I have respected his opinion and needs for years now but recently something has changed and I realized that he will never be ready for a baby. It is very difficult to have an open and honest conversation with him in order to find out why he is so scared of having a baby. The only arguments I picked up from him were:

  1. it's too early for a baby and
  2. that we cannot afford it (I proved to him that we would be able to cope) and that he is worried he wouldn't be a good father as he feels he is still a child himself.
    (I am 30 and he is 28.)

A month ago I told him that I cannot see a future with him if he doesn't want children and that we should go separate ways. He was shocked but then agreed to try for a baby. We tried once then I noticed he became very cold, snappy, and distant from me.

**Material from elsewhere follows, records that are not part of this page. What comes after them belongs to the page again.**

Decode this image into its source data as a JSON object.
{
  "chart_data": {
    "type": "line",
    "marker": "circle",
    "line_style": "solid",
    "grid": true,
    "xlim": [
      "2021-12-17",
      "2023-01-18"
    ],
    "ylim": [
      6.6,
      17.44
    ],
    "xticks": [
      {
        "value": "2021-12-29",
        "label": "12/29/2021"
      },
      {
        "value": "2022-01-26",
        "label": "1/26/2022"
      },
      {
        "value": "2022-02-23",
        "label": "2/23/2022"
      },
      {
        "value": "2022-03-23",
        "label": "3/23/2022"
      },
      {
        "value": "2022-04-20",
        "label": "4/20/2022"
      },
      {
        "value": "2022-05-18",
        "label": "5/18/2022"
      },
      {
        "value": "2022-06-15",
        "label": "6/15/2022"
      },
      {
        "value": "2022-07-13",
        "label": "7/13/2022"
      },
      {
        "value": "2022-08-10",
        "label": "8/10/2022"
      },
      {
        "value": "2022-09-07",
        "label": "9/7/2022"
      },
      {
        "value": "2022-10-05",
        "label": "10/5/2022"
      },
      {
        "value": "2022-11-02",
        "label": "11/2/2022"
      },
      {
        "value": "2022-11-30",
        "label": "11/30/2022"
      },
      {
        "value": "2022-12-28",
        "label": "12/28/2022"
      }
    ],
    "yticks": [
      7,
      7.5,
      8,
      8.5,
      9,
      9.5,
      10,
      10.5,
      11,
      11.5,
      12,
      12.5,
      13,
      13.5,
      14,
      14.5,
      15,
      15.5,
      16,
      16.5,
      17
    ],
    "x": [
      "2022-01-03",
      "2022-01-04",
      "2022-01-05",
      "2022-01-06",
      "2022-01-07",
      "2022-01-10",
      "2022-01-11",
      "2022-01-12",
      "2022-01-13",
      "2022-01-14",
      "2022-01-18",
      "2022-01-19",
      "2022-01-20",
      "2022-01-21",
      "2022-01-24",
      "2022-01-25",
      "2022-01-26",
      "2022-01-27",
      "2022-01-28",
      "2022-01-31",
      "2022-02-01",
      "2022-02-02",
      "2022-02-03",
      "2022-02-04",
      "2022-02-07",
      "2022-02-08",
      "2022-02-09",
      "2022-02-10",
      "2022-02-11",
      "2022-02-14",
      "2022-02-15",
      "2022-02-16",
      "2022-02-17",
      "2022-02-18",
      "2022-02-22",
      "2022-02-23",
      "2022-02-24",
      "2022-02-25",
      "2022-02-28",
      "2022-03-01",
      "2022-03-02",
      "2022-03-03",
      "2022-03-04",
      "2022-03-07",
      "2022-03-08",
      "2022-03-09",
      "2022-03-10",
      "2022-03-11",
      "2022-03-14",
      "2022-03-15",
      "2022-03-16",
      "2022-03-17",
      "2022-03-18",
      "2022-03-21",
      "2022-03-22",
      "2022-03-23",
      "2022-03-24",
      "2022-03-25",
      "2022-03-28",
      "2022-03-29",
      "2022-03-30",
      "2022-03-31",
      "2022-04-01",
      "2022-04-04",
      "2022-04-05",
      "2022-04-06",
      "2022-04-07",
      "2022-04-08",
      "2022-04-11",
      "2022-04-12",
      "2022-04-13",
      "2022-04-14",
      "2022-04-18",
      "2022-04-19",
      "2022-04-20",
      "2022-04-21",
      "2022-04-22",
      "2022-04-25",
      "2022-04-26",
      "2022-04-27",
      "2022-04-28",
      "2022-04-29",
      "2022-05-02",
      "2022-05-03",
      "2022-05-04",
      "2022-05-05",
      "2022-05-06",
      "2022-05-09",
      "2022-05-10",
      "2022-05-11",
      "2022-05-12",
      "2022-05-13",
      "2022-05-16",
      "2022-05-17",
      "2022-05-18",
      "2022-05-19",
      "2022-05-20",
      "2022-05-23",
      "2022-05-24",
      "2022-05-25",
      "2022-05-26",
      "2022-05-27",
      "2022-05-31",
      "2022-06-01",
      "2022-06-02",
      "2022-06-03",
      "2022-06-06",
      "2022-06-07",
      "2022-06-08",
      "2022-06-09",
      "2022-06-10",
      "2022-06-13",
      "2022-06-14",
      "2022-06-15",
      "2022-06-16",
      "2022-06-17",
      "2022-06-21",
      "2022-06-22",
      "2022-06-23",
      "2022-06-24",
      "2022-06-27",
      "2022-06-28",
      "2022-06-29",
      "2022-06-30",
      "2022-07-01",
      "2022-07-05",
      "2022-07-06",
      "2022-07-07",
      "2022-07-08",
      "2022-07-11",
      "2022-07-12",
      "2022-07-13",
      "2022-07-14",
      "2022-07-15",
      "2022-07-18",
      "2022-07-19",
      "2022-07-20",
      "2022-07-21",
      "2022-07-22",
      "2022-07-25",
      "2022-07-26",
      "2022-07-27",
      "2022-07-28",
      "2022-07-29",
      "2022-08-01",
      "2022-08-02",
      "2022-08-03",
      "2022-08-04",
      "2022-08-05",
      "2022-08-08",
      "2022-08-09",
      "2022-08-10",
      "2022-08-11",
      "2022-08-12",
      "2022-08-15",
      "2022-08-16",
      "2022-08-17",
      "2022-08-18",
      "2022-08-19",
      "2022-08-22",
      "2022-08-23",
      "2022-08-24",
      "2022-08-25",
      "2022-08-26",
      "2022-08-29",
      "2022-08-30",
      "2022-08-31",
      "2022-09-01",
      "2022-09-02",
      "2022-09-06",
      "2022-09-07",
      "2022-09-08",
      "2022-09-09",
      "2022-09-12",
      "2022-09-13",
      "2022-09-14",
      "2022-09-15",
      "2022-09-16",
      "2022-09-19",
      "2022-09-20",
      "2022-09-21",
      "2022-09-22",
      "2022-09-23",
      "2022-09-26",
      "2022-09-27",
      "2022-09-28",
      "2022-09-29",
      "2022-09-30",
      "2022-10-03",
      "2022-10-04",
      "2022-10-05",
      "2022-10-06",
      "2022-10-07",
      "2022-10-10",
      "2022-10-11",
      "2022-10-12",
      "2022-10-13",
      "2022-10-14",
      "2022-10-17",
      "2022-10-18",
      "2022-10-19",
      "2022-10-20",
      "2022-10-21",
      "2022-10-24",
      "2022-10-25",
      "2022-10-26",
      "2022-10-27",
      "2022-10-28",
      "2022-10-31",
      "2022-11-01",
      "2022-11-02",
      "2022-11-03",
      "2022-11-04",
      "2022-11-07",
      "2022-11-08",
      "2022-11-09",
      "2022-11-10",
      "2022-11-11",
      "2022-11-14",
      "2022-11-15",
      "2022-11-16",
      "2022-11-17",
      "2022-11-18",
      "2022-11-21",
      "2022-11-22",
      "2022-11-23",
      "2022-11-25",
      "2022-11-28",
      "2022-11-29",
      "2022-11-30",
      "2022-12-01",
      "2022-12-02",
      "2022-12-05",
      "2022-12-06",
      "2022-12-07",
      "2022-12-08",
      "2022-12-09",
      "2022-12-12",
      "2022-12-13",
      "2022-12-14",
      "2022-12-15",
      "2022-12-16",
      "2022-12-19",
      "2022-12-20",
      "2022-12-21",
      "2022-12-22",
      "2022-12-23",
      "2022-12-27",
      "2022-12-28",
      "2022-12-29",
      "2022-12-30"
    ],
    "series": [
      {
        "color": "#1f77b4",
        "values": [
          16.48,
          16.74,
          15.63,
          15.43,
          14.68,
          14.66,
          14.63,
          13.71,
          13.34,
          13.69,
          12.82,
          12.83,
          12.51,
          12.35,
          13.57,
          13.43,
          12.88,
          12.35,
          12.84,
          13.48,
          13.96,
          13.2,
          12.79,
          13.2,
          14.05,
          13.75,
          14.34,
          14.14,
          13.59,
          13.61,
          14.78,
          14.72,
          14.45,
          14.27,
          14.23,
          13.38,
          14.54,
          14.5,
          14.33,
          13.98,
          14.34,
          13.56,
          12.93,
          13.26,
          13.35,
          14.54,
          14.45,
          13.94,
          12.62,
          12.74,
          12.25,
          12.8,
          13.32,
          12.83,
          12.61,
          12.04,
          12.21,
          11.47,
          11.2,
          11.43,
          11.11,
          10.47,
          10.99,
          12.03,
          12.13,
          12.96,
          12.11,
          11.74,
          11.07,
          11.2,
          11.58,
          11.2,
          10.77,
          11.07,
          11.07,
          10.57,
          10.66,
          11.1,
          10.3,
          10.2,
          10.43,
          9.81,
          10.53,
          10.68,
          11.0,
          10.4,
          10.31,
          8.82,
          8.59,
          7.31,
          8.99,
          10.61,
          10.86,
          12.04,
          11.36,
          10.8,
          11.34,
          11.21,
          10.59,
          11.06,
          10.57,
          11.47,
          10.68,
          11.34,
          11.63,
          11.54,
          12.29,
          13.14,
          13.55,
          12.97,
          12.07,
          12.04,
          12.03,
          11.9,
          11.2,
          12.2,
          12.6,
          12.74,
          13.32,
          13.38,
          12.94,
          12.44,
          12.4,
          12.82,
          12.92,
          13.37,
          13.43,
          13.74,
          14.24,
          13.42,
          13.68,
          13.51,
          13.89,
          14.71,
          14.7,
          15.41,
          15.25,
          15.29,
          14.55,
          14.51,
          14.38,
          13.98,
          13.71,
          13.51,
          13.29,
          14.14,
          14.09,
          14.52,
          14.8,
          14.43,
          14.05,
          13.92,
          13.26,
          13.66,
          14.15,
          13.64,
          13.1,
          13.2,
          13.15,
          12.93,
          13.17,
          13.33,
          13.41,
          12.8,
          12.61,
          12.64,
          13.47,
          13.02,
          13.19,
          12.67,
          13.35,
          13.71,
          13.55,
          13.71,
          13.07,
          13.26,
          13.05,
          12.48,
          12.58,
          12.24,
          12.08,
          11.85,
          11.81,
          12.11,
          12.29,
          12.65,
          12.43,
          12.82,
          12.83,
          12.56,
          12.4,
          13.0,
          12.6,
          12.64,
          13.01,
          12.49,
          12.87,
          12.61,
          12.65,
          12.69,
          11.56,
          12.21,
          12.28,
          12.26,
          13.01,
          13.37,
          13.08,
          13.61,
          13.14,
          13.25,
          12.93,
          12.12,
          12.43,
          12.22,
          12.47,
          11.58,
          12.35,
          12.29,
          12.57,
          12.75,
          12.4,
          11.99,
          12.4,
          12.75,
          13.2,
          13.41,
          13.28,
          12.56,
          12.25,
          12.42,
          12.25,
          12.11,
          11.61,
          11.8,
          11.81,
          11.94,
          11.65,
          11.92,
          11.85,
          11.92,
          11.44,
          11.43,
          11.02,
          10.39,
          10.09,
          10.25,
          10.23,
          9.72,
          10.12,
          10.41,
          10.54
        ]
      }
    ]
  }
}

Whenever I was trying to get closer to him, he was pushing me away and I didn't know the reason for this.

Yesterday he finally admitted that he changed his mind and no longer wanted to try for a baby!

My response to this was that I am going to file for a divorce, as I cannot see myself waiting for something that may never come. He agreed saying that we are incompatible then went to sleep. It broke my heart hearing this from his mouth, I couldn't sleep all night. When I woke up in the morning, he had gone to work but left me a note apologizing and begging not to leave him (This is what he does every time we argue).

I have really thought about our situation over and over again and although it breaks my heart, as I really love him, I feel the best thing I can do is to apply for annulment of our marriage on the grounds of him not wanting kids. I want to find someone who has the same desire to have a Catholic family as me.

I hope you can give me your thoughts on what I have said. I want to find a solution that is right with me and God.

Monika

  { Can you provide some advice for a wife, longing to have a baby, with a husband who refuses to? }

Bob replied:

Monika,

You are right that this marriage has grounds for an annulment since it lacks openness to life which, in the eyes of our faith, is one of the essential components to Marriage.

Your husband's begging and apologies stem from his desire to manipulate and seek his own interests; they are not genuine.

I would follow your good instincts and better sense.